Relaxado, conformado e com uma simpatia e um à-vontade desarmantes, o realizador dinamarquês
Lars von Trier sabe que as afirmações infelizes que proferiu há dois dias lhe podem trazer consequências muito mais gravosas que a de ser tornado «persona non grata» no Festival de Cannes.
Na conferência de imprensa de apresentação do seu mais recente filme,
«Melancholia», o realizador dinamarquês afirmou «eu compreendo Hitler. Acho que ele fez algumas coisas erradas, sim, com certeza, mas eu consigo vê-lo sentado no seu bunker no final» acrescentando que «estou apenas a dizer que acho que entendo este homem. Ele não é o que se poderia chamar de um tipo porreiro, mas sim, eu entendo muito a seu respeito, e sinto por ele um pouco de compaixão, sim.

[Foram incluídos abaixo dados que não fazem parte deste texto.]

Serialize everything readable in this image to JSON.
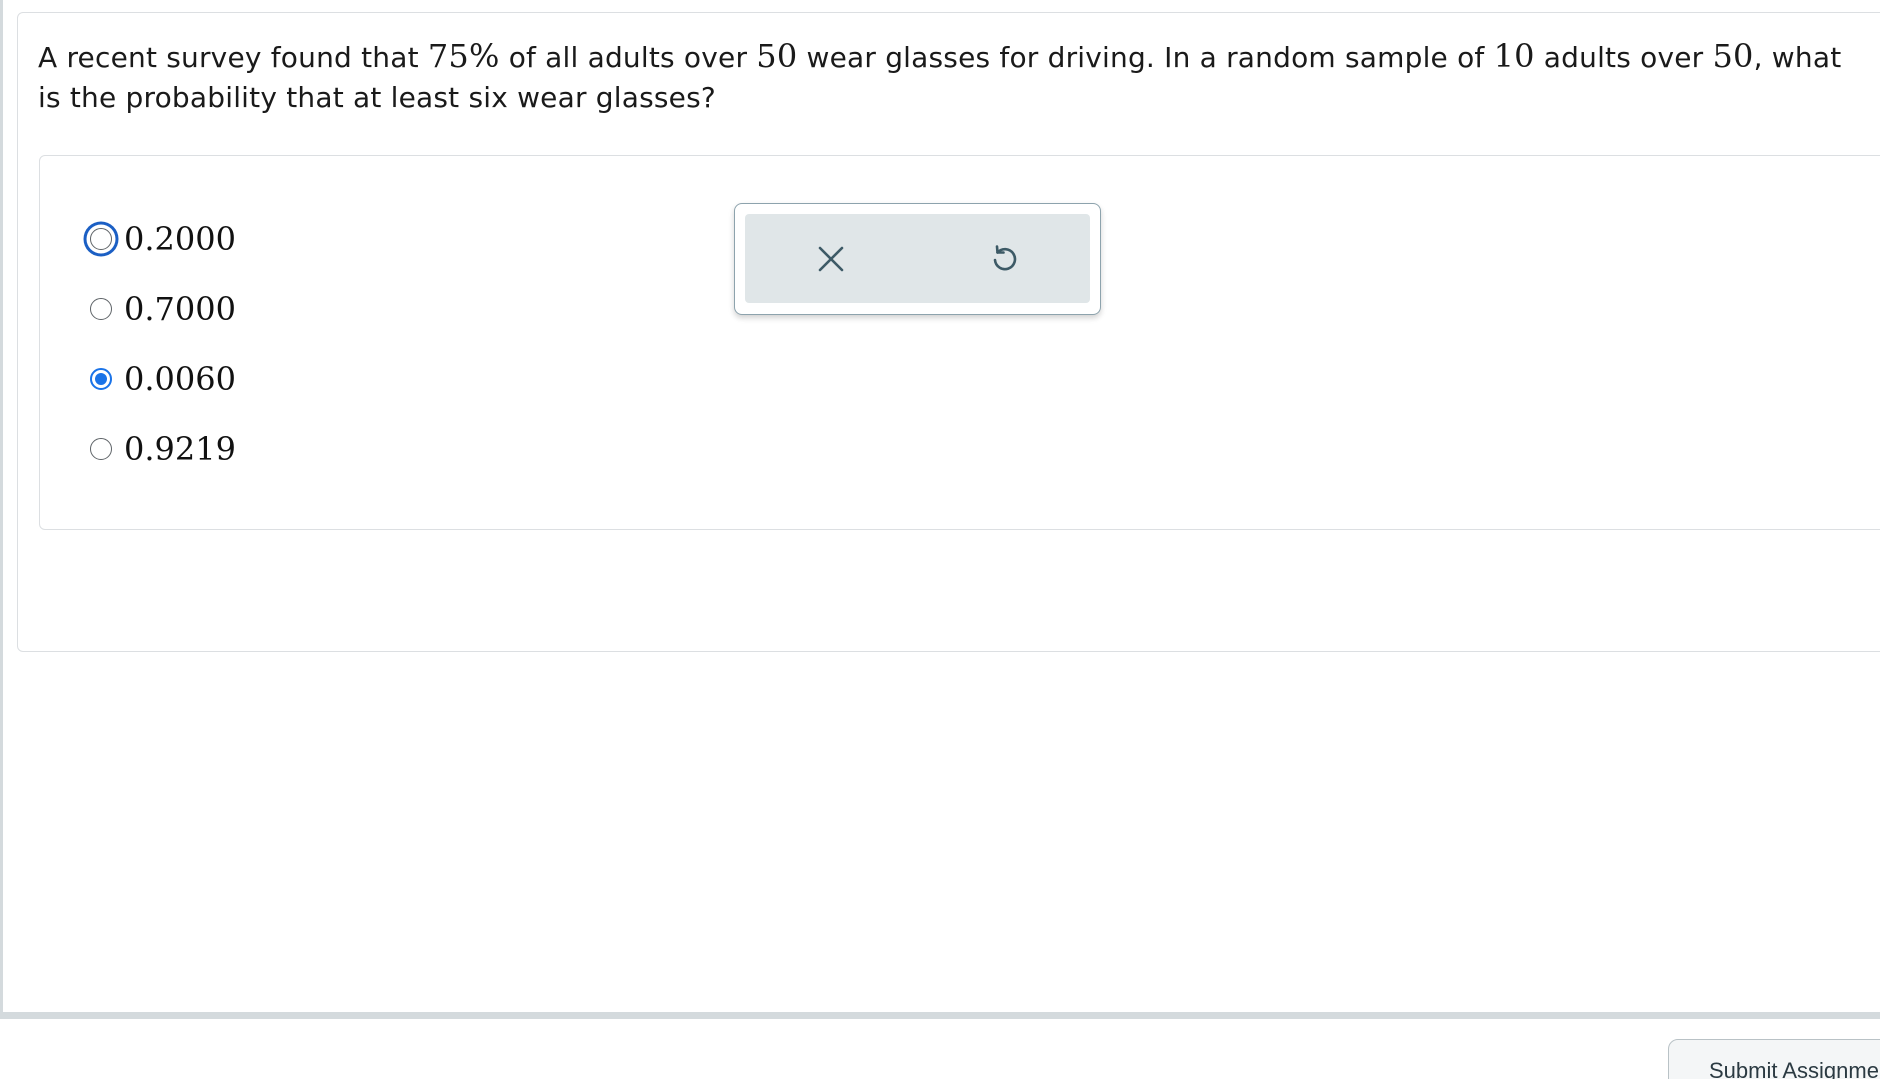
{
  "question": {
    "text_1": "A recent survey found that ",
    "math_percent": "75%",
    "text_2": " of all adults over ",
    "math_age_1": "50",
    "text_3": " wear glasses for driving. In a random sample of ",
    "math_sample": "10",
    "text_4": " adults over ",
    "math_age_2": "50",
    "text_5": ", what is the probability that at least six wear glasses?"
  },
  "answer_options": [
    {
      "label": "0.2000",
      "selected": false,
      "focused": true
    },
    {
      "label": "0.7000",
      "selected": false,
      "focused": false
    },
    {
      "label": "0.0060",
      "selected": true,
      "focused": false
    },
    {
      "label": "0.9219",
      "selected": false,
      "focused": false
    }
  ],
  "tool_popup": {
    "clear_icon": "close-icon",
    "undo_icon": "undo-icon"
  },
  "footer": {
    "submit_label": "Submit Assignment"
  },
  "colors": {
    "accent": "#1a73e8",
    "focus_ring": "#1b5fc4",
    "border": "#dcdfe2",
    "popup_fill": "#e0e6e8",
    "icon": "#3d5a66"
  }
}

Mas vamos lá, não sou a favor da Segunda Guerra Mundial e não sou contra os judeus».
O realizador já pediu publicamente desculpas pelo que justificou ser um raciocínio mal formulado o que não o impediu de ser considerado «persona non grata» pelo festival. Mas voltou agora a sublinhar o sucedido quando o SAPO se encontrou com ele num hotel numa cidade nos limites de Cannes.
«Em primeiro lugar, tenho de desculpar-me um pouco porque se tivesse dito aquilo em dinamarquês teria tido muito mais nuances [as afirmações foram ditas em inglês, que não é a língua materna do realizador]. Claro que não concordo com nada do que o Hitler fez, o que eu disse foi que, especialmente depois de ter visto o
Bruno Ganz em
«A Queda» , acho que consegui ver um homenzinho no interior dele que era bastante interessante, porque eu acho interessante que haja um pequeno nazi no interior de todos nós e que haja um pequeno homem no interior de Hitler.
Esse foi o meu ponto mas claro que não foi transmitido bem de todo, e eu fui completamente idiota, ingénuo e estúpido».
De qualquer forma, o cineasta também reconheceu que não foi ajuizado ter abordado o tema até porque pensa «no Mao Tse-Tung e no Estaline e acho que de alguma forma somos livres para os discutir em certas coisas. Com o Hitler, é uma zona proibida. Foi extremamente estúpido, já o disse várias vezes, mas também não devemos deixar de falar sobre as coisas só porque é proibido. Claro que a forma como aquilo foi dito foi infeliz, eu fui por ali fora, enredei-me nas palavras, correu mal e já não consegui regressar».
Contudo, em relação à correcção política, que sempre esteve no extremo oposto das actuações públicas e artísticas de von Trier, o cineasta sublinha que ela «é perigosa porque não se pode falar das coisas como elas são, e porque há muitos tópicos sobre os quais não se pode discutir. Claro que também não se deve ser estúpido, como eu fui. Mas acho que as forças que me fazem fazer coisas estúpidas também me fazem fazer filmes».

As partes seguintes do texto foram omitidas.